2. BREVE SÍNTESE DO AUTO DE INFRAÇÃO

Segundo informações descritas no auto de infração ambiental e no


Relatório Técnico, o Autuado, entre o período de 27.08.2020 e 25.10.2020, teria promovido
em área de sua propriedade, o desmatamento de 320 hectares a corte raso ilegal, no bioma
Amazônia, área objeto de especial preservação, em formação vegetal do tipo “floresta”.

O suposto desmatamento teria sido “detectado por meio do


monitoramento contínuo realizado através da plataforma de imagens de satélites Planet e
sistema de alertas semanais de alterações em vegetação nativa do estado de Mato Grosso.”
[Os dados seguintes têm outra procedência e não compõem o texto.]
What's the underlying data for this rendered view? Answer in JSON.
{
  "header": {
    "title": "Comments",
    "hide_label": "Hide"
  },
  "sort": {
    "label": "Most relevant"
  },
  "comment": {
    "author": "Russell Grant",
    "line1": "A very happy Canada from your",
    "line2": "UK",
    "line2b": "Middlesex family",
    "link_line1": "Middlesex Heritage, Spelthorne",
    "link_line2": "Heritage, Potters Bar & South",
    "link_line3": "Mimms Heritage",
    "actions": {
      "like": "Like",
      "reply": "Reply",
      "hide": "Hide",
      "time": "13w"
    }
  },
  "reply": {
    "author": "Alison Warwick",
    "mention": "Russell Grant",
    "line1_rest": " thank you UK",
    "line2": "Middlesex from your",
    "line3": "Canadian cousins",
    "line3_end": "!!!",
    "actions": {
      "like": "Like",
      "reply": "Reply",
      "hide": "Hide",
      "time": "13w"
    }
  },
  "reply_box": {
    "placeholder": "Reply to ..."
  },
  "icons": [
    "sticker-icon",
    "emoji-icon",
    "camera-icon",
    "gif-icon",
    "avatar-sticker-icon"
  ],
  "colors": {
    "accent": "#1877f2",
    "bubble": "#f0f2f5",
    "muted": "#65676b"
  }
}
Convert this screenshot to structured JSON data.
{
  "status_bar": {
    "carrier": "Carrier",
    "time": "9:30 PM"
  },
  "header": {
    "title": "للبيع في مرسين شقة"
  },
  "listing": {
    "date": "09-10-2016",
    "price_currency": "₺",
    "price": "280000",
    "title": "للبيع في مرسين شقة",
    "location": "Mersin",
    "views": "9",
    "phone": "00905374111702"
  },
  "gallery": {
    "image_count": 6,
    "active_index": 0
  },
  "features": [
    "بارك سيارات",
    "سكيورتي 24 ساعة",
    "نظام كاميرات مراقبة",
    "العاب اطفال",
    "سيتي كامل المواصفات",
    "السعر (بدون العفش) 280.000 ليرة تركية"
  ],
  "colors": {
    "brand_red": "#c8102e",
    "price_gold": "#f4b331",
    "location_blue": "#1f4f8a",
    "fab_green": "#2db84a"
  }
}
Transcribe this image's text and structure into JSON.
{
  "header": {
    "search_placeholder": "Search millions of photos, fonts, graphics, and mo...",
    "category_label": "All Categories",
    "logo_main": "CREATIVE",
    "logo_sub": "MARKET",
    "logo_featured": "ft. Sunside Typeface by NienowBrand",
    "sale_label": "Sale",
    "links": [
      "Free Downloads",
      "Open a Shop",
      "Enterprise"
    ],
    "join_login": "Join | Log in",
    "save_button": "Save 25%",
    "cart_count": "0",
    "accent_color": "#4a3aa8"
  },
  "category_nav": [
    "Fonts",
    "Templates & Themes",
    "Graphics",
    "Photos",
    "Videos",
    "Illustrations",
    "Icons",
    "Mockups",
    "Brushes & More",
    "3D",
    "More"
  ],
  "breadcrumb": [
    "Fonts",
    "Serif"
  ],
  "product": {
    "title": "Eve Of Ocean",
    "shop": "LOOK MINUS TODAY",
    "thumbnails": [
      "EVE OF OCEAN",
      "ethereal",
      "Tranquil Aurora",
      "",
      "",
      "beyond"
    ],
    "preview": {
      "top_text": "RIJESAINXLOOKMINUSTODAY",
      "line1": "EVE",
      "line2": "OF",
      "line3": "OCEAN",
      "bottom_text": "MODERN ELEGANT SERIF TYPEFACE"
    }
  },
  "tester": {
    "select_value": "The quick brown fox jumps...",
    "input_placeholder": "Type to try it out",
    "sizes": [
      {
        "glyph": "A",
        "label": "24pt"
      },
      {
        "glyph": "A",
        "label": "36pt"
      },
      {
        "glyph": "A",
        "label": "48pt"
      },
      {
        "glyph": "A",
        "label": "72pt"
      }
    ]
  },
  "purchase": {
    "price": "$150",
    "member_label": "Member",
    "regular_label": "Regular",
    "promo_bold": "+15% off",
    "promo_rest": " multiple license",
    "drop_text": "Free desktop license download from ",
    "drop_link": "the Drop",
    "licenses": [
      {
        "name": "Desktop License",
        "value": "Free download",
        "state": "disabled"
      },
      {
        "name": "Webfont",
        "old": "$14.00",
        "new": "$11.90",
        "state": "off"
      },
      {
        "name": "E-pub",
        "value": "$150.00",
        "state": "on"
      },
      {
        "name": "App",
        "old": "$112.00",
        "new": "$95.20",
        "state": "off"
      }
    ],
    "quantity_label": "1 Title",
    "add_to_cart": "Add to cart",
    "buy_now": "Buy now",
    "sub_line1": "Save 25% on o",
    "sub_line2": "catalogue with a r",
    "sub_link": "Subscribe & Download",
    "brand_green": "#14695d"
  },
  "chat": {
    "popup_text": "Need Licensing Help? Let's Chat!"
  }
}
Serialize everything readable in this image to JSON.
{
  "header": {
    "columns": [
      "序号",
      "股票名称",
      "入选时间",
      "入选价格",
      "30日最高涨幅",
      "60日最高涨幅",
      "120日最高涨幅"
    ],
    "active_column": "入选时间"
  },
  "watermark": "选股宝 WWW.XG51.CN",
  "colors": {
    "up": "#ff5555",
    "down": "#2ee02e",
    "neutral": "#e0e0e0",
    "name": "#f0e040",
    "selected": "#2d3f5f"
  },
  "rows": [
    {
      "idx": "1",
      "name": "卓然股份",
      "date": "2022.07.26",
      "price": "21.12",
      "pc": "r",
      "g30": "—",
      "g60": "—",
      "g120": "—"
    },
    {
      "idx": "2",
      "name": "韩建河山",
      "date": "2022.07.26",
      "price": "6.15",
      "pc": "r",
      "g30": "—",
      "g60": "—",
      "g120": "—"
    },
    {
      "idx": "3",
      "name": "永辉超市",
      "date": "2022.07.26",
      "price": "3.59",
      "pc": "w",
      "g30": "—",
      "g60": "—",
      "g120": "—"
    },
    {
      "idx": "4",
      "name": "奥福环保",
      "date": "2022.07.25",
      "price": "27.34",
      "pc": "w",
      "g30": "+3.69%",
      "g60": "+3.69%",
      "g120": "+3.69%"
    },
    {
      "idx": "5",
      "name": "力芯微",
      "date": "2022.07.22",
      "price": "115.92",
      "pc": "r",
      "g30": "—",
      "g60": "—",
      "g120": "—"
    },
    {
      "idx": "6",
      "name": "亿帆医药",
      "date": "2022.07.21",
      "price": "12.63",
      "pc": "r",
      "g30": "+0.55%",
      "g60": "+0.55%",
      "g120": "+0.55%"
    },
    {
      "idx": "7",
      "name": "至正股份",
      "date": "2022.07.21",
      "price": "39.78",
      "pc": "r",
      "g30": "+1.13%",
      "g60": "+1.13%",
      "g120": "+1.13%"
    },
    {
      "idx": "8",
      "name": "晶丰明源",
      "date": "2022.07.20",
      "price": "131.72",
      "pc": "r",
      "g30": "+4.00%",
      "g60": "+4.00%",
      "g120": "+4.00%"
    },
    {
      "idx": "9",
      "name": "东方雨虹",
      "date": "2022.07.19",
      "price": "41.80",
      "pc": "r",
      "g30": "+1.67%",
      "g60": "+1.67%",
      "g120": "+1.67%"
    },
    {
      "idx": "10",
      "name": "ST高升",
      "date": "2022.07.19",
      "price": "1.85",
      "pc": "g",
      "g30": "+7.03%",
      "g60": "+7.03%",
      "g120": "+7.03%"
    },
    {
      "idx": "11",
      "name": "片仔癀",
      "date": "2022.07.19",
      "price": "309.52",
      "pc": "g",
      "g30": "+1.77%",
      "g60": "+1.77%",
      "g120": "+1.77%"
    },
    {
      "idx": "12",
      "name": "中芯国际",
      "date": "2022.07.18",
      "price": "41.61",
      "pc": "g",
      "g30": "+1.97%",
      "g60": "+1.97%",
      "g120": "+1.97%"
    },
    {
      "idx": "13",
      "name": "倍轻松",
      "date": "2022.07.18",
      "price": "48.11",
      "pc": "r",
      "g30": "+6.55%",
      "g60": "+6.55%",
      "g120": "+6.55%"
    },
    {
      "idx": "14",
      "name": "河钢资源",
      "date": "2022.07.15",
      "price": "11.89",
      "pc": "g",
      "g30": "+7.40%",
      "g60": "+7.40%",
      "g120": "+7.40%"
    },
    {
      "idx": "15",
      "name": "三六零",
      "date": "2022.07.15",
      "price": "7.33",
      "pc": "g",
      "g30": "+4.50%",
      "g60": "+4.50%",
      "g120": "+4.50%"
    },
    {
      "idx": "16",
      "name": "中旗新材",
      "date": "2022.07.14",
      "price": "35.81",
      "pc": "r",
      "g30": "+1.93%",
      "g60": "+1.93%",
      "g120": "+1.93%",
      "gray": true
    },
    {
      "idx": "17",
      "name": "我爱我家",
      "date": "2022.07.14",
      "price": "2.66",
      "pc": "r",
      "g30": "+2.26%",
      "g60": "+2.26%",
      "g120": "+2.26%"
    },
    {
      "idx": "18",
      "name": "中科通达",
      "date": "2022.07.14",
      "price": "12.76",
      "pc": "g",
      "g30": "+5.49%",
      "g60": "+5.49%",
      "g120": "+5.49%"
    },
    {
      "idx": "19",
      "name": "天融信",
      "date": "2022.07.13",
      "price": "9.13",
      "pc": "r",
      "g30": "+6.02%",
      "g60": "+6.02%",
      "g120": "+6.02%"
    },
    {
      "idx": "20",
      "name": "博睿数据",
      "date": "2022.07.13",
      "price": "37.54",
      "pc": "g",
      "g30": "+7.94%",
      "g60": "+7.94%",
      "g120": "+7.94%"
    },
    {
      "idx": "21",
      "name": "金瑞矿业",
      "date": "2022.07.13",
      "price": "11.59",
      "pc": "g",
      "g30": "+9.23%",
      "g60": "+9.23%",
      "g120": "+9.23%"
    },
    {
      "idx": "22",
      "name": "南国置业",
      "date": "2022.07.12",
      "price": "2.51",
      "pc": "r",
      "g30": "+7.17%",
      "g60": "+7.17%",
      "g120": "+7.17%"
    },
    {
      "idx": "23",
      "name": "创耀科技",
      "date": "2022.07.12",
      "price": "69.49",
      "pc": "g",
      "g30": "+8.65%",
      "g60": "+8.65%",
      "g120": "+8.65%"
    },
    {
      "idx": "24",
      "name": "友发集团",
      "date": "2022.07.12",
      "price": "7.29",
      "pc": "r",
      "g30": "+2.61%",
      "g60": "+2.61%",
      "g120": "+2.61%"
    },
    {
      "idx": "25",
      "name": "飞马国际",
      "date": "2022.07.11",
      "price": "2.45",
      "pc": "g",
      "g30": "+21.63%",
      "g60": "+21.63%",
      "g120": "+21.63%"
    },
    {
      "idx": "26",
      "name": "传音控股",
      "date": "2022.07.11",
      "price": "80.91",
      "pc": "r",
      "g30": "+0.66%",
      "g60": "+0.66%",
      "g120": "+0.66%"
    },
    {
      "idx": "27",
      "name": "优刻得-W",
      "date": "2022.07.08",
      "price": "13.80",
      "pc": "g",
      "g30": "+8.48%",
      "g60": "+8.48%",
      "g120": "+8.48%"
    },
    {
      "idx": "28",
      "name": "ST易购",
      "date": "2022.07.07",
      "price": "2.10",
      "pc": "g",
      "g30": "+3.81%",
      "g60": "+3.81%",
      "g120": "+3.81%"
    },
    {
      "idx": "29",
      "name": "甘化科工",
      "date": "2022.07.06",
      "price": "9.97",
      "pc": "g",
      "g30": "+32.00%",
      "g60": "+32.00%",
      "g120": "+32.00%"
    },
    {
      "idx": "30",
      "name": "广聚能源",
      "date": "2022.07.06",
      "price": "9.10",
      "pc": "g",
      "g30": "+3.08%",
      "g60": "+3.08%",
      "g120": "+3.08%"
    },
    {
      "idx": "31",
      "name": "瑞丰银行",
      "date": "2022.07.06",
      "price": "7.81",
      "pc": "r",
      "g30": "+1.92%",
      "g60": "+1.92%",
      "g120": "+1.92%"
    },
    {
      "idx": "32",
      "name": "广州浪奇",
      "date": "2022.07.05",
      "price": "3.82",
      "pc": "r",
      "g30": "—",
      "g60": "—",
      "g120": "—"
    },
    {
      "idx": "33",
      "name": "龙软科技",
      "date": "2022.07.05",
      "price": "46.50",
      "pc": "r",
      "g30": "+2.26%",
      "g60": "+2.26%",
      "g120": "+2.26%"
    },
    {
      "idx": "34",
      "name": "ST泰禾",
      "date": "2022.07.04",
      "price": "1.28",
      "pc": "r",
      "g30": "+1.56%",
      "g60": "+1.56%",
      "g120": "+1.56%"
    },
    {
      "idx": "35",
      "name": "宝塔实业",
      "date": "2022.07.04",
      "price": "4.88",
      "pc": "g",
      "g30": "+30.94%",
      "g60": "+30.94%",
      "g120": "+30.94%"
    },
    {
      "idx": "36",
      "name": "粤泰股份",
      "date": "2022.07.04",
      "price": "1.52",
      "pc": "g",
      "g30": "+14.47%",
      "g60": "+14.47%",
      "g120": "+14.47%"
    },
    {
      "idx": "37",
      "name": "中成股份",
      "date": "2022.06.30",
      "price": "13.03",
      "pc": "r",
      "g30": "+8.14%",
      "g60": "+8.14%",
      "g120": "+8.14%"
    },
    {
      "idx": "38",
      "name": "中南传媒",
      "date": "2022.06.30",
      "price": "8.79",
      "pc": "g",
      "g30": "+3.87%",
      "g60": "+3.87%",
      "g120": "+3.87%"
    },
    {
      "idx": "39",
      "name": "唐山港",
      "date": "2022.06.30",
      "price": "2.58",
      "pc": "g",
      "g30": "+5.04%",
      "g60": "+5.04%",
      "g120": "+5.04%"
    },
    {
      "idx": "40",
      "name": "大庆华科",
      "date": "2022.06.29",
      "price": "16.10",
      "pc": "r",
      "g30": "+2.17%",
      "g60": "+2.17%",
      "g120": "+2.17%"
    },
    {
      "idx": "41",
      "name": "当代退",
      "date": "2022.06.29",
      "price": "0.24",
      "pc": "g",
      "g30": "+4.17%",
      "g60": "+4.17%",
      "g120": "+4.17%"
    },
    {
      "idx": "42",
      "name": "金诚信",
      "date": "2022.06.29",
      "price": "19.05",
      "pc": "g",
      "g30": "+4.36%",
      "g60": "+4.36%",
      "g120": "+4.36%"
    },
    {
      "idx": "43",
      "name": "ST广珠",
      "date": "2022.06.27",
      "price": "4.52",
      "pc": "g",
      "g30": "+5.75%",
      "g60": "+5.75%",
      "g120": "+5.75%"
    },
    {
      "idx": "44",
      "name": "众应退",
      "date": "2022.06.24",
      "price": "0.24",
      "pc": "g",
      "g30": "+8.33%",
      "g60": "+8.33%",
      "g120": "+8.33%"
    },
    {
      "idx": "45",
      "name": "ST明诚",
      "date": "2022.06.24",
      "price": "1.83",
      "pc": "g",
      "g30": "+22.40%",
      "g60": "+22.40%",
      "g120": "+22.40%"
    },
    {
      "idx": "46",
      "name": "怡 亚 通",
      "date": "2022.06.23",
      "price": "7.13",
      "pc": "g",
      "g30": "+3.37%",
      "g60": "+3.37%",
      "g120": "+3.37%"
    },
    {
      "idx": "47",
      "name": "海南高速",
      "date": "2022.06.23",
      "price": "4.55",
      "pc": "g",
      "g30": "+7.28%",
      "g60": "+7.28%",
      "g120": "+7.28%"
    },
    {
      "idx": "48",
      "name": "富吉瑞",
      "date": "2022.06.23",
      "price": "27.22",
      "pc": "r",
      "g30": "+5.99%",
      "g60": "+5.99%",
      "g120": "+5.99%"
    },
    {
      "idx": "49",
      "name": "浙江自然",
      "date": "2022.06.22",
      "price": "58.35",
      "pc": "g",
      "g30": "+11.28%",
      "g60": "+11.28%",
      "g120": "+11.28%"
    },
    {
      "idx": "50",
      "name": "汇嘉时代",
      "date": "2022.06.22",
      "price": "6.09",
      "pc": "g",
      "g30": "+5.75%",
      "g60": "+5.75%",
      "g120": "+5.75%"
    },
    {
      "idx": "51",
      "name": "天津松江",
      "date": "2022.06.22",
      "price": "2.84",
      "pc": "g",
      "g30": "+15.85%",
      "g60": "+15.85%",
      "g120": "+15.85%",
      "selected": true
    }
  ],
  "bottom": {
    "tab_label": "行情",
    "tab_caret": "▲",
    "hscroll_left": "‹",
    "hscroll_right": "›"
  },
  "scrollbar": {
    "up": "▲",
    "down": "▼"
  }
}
Diante disso, a analista de meio ambiente lavrou remotamente o auto de


infração ambiental com base no art. 70 da Lei Federal 9.605/1998 e art. 50 do Decreto
6.514/2008, assim redigidos:

Da Lei Federal 9.605/1998


Art. 70. Considera-se infração administrativa ambiental toda ação ou omissão
que viole as regras jurídicas de uso, gozo, promoção, proteção e recuperação do
meio ambiente.
§ 1º São autoridades competentes para lavrar auto de infração ambiental e
instaurar processo administrativo os funcionários de órgãos ambientais
integrantes do Sistema Nacional de Meio Ambiente - SISNAMA, designados
para as atividades de fiscalização, bem como os agentes das Capitanias dos
Portos, do Ministério da Marinha.
§ 2º Qualquer pessoa, constatando infração ambiental, poderá dirigir
representação às autoridades relacionadas no parágrafo anterior, para efeito do
exercício do seu poder de polícia.
§ 3º A autoridade ambiental que tiver conhecimento de infração ambiental é
obrigada a promover a sua apuração imediata, mediante processo administrativo
próprio, sob pena de co-responsabilidade.
§ 4º As infrações ambientais são apuradas em processo administrativo próprio,
assegurado o direito de ampla defesa e o contraditório, observadas as
disposições desta Lei.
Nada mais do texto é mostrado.